Um dia chegou a vender cinco bonecas de uma só vez pra uma freguesa, pelo que parecia gente de fora, vinda do Rio de Janeiro. Decerto era mulher de algum grandão do Moraes e que se admirou daquela sua arte. A freguesa, muito fina, branca, de roupa boa, que estava na ocasião acompanhada de uma outra pessoa, esta mais feia de feição e que deveria ser sua parente em Parnaíba, levaria as bonecas como presente pra alguma afilhada. Rosa ficou satisfeita.
Não tanto pela explicação daquela mulher cheirosa e de roupa boa sobre as bonecas. A mulher disse e repetiu que aquele seu ofício era raro e estava desaparecendo. Rosa estava feliz porque naquele dia e no final da manhã quando fosse embora pra os Campos, tinha cinco cruzeiros na bolsa. Aquilo não acontecia todo dia de feira! Igual muita gente que conhecia, não criou ambição de fazer mais bonecas. Não iria arriscar enchendo a banca de mercadoria e depois aquilo ficar empancado por semanas. Se bem que não era coisa de apodrecer. Tinha cabeça pra negócio. Sabia calcular riscos.
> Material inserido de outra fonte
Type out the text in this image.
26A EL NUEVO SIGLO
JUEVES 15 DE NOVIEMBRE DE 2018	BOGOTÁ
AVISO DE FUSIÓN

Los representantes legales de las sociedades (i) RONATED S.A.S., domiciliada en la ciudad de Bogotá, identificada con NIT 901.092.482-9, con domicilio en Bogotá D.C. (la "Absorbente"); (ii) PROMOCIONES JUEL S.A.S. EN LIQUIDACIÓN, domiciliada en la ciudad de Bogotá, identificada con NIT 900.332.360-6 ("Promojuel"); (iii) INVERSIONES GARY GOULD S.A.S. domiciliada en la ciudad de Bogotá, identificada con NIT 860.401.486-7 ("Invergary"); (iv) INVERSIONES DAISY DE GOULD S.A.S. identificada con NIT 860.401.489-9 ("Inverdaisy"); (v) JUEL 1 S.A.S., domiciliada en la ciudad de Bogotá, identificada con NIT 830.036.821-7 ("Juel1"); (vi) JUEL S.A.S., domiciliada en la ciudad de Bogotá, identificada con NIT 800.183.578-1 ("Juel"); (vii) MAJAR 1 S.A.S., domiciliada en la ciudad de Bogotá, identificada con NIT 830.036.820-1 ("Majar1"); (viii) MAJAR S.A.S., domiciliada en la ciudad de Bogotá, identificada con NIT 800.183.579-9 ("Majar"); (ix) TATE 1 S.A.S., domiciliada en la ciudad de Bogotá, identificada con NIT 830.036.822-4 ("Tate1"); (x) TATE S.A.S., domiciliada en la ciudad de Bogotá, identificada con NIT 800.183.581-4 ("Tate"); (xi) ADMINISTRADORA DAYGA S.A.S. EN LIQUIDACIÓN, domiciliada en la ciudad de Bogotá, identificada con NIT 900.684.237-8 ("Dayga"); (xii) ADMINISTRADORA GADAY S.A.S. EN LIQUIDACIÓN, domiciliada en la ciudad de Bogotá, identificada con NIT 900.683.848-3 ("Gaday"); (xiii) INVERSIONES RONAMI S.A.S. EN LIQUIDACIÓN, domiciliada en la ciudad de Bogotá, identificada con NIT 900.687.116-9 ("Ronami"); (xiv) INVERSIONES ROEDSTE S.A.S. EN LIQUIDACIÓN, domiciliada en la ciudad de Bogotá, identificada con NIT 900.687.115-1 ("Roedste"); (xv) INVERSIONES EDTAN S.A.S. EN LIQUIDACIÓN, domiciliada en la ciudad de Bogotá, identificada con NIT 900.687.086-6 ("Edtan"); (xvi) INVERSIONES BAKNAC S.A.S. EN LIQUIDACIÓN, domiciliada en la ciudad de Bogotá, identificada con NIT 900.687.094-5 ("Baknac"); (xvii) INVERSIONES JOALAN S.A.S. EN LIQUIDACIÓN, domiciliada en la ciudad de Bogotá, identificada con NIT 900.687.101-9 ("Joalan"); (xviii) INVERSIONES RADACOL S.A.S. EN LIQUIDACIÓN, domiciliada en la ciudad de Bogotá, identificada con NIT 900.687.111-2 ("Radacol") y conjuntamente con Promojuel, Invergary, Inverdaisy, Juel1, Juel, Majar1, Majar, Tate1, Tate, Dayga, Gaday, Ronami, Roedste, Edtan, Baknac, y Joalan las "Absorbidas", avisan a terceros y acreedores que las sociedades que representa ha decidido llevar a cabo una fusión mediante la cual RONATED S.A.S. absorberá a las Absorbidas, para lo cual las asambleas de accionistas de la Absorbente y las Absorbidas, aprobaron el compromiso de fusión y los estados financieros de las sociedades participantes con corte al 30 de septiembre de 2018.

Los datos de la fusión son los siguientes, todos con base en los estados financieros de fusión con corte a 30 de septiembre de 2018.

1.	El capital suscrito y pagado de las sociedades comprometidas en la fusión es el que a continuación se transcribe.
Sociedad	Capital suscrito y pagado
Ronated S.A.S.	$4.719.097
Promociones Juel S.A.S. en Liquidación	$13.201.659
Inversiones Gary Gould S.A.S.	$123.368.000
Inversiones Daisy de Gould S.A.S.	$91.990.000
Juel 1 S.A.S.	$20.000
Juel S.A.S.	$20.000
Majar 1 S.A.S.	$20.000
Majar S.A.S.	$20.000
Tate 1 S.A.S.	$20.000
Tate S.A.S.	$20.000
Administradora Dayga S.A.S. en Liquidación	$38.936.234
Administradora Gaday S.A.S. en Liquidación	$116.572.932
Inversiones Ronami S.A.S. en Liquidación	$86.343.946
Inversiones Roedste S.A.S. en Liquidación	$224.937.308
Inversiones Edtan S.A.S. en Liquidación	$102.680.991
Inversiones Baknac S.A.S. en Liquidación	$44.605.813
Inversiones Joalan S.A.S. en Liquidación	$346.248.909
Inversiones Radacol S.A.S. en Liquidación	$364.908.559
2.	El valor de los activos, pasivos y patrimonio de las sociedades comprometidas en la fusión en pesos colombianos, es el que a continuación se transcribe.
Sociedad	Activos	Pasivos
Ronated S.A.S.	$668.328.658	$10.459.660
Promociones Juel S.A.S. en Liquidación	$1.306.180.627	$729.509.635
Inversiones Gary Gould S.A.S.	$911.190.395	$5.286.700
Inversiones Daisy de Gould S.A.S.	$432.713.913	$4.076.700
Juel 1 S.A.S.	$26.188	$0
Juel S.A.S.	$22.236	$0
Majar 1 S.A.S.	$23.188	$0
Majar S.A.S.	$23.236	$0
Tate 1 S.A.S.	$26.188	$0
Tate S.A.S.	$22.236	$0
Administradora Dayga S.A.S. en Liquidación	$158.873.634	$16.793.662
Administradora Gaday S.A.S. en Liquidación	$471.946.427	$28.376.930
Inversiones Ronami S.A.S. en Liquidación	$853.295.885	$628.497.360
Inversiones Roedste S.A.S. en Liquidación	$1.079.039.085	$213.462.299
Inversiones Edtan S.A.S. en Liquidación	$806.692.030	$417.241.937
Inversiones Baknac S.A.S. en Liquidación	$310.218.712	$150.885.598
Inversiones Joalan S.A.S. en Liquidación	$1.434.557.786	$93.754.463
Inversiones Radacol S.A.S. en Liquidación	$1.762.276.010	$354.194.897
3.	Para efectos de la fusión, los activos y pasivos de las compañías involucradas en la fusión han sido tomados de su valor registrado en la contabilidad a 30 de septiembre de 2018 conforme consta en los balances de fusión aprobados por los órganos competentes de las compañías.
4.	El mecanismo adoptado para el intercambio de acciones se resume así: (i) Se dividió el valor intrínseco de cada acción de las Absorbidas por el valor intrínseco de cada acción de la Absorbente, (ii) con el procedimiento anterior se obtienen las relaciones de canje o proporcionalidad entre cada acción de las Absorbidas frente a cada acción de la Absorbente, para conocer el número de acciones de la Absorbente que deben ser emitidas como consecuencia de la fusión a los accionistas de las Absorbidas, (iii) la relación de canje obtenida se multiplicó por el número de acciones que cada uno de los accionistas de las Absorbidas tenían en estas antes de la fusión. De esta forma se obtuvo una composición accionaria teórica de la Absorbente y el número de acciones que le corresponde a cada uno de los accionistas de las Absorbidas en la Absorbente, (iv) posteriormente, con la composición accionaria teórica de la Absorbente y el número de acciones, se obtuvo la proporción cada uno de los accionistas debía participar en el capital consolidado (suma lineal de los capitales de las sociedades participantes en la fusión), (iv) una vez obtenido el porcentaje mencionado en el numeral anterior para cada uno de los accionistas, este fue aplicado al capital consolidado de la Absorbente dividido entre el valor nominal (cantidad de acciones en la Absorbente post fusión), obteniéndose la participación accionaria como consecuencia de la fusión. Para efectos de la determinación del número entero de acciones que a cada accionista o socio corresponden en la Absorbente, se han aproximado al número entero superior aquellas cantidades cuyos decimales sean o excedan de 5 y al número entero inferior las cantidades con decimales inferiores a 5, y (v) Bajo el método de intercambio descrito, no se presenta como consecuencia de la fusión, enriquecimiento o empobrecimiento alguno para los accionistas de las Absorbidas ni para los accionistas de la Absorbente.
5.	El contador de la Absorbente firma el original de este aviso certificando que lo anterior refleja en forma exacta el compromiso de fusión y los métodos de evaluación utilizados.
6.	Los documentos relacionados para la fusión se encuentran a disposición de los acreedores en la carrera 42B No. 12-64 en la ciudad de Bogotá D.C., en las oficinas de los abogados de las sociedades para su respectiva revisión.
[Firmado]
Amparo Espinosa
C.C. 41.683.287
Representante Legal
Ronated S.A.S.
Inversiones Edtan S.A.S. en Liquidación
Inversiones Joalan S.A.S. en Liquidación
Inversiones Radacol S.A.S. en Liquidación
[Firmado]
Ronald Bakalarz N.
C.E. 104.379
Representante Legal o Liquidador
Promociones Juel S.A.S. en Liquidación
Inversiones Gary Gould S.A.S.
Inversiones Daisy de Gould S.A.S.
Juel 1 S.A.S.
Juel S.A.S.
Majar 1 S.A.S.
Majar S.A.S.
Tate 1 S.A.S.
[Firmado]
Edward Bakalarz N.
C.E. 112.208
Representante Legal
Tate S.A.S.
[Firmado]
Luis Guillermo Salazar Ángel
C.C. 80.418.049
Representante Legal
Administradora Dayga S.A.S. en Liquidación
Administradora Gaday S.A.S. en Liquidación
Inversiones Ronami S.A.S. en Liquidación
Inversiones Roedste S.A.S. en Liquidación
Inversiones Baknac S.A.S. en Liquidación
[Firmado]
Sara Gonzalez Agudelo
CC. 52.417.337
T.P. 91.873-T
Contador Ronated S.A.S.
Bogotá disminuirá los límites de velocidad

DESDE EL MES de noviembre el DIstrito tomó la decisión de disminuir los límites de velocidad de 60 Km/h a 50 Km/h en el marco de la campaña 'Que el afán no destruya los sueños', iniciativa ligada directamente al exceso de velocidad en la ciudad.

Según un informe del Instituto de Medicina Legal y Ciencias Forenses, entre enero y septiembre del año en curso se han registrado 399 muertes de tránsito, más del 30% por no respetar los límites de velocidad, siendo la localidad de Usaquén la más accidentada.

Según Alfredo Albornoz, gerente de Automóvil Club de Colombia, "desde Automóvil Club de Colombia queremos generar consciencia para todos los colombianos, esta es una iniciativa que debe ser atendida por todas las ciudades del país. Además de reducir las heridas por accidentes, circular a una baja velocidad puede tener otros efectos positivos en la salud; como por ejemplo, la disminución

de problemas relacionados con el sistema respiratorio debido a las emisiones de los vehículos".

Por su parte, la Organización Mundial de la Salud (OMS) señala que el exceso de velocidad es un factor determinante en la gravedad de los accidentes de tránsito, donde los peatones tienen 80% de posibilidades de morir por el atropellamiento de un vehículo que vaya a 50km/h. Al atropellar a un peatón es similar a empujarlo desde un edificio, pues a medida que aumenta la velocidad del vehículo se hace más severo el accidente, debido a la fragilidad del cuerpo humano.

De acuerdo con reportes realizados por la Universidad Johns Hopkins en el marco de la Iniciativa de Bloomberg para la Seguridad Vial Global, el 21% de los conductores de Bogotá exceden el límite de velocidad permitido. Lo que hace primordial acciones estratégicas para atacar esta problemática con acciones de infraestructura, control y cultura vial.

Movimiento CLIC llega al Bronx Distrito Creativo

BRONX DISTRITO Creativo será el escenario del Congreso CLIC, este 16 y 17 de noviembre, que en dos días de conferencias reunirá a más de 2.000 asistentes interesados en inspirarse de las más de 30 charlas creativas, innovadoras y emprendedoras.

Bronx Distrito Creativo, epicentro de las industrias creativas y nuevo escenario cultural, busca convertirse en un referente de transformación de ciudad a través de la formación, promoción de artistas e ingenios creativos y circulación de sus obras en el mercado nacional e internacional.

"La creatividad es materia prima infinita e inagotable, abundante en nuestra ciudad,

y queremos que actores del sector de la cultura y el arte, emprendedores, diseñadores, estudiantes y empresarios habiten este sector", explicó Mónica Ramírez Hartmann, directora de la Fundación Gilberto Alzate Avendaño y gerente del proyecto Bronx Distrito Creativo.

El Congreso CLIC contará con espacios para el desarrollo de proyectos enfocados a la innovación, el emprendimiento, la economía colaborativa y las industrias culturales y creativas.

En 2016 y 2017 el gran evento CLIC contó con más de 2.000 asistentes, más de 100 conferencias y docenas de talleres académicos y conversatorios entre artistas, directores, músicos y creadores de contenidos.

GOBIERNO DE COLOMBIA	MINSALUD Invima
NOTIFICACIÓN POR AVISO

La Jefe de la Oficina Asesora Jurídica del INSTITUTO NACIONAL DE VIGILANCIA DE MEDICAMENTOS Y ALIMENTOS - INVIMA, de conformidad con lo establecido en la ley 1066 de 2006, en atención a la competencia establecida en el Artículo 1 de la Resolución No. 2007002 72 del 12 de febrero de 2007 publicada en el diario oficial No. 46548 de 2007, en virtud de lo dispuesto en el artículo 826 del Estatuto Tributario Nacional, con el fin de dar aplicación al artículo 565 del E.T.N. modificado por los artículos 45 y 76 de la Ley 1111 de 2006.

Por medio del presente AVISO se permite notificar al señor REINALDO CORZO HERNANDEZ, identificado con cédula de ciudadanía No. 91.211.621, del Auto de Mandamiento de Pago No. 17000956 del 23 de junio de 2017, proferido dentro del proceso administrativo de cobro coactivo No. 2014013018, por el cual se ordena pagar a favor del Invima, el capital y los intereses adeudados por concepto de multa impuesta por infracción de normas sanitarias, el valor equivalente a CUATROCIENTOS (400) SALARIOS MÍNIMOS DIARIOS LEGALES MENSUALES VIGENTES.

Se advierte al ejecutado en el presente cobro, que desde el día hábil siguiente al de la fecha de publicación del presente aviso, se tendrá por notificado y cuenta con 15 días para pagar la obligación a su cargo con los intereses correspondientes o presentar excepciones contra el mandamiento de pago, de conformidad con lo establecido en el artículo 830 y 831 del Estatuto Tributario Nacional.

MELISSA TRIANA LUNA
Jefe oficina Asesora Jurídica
As companheiras vindas dos Morros gostavam de Rosa. Era das quatro mulheres naquele ponto da praça do Coronel Jonas, aquela que mais sabia das coisas. Conhecia e se dava com gente de dentro da rua, prefeito, professor esse e aquele, doutor, delegado. Sabia o que andava acontecendo na Parnaíba. As quatro mulheres passavam a manhã inteira naquele terror de sol falando alto, cumprimentando um conhecido, soltando uma brincadeira pra um compadre mais adiante.
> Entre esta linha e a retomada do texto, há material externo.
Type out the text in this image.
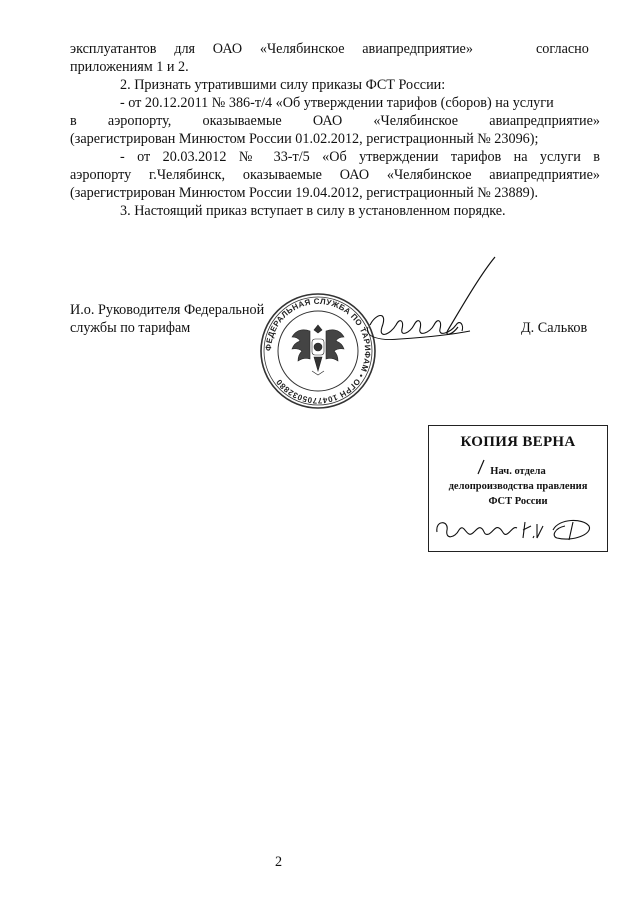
эксплуатантов     для     ОАО     «Челябинское     авиапредприятие»	согласно
приложениям 1 и 2.
2. Признать утратившими силу приказы ФСТ России:
- от 20.12.2011 № 386-т/4 «Об утверждении тарифов (сборов) на услуги
в аэропорту, оказываемые ОАО «Челябинское авиапредприятие»
(зарегистрирован Минюстом России 01.02.2012, регистрационный № 23096);
- от 20.03.2012 № 33-т/5 «Об утверждении тарифов на услуги в
аэропорту г.Челябинск, оказываемые ОАО «Челябинское авиапредприятие»
(зарегистрирован Минюстом России 19.04.2012, регистрационный № 23889).
3. Настоящий приказ вступает в силу в установленном порядке.
И.о. Руководителя Федеральной
службы по тарифам	Д. Сальков
ФЕДЕРАЛЬНАЯ СЛУЖБА ПО ТАРИФАМ • ОГРН 1047705032880
КОПИЯ ВЕРНА
Нач. отдела
делопроизводства правления
ФСТ России
2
E as bonecas ali enfileiradas no tabuleiro. Uma aqui de vestidos branco, outra de vestido azul, mais adiante era uma de vestido encarnado, de bolinhas miúdas, de blusas amarelas. Aqueles olhos das bonecas pintados, puxados e grandes como se estivessem assustadas com aquela gritaria dos homens que vendiam arroz, feijão, galinhas vivas, alpercatas, farinha branca e de puba, manjubas e tapiocas. As bonecas ficavam ali entre silenciosas e comportadas quando chegava uma mulher acompanhada da filha e apontava pra elas. A freguesa se admirava, comprava e pedia que a menina incontinenti desse um nome pra essa ou aquela.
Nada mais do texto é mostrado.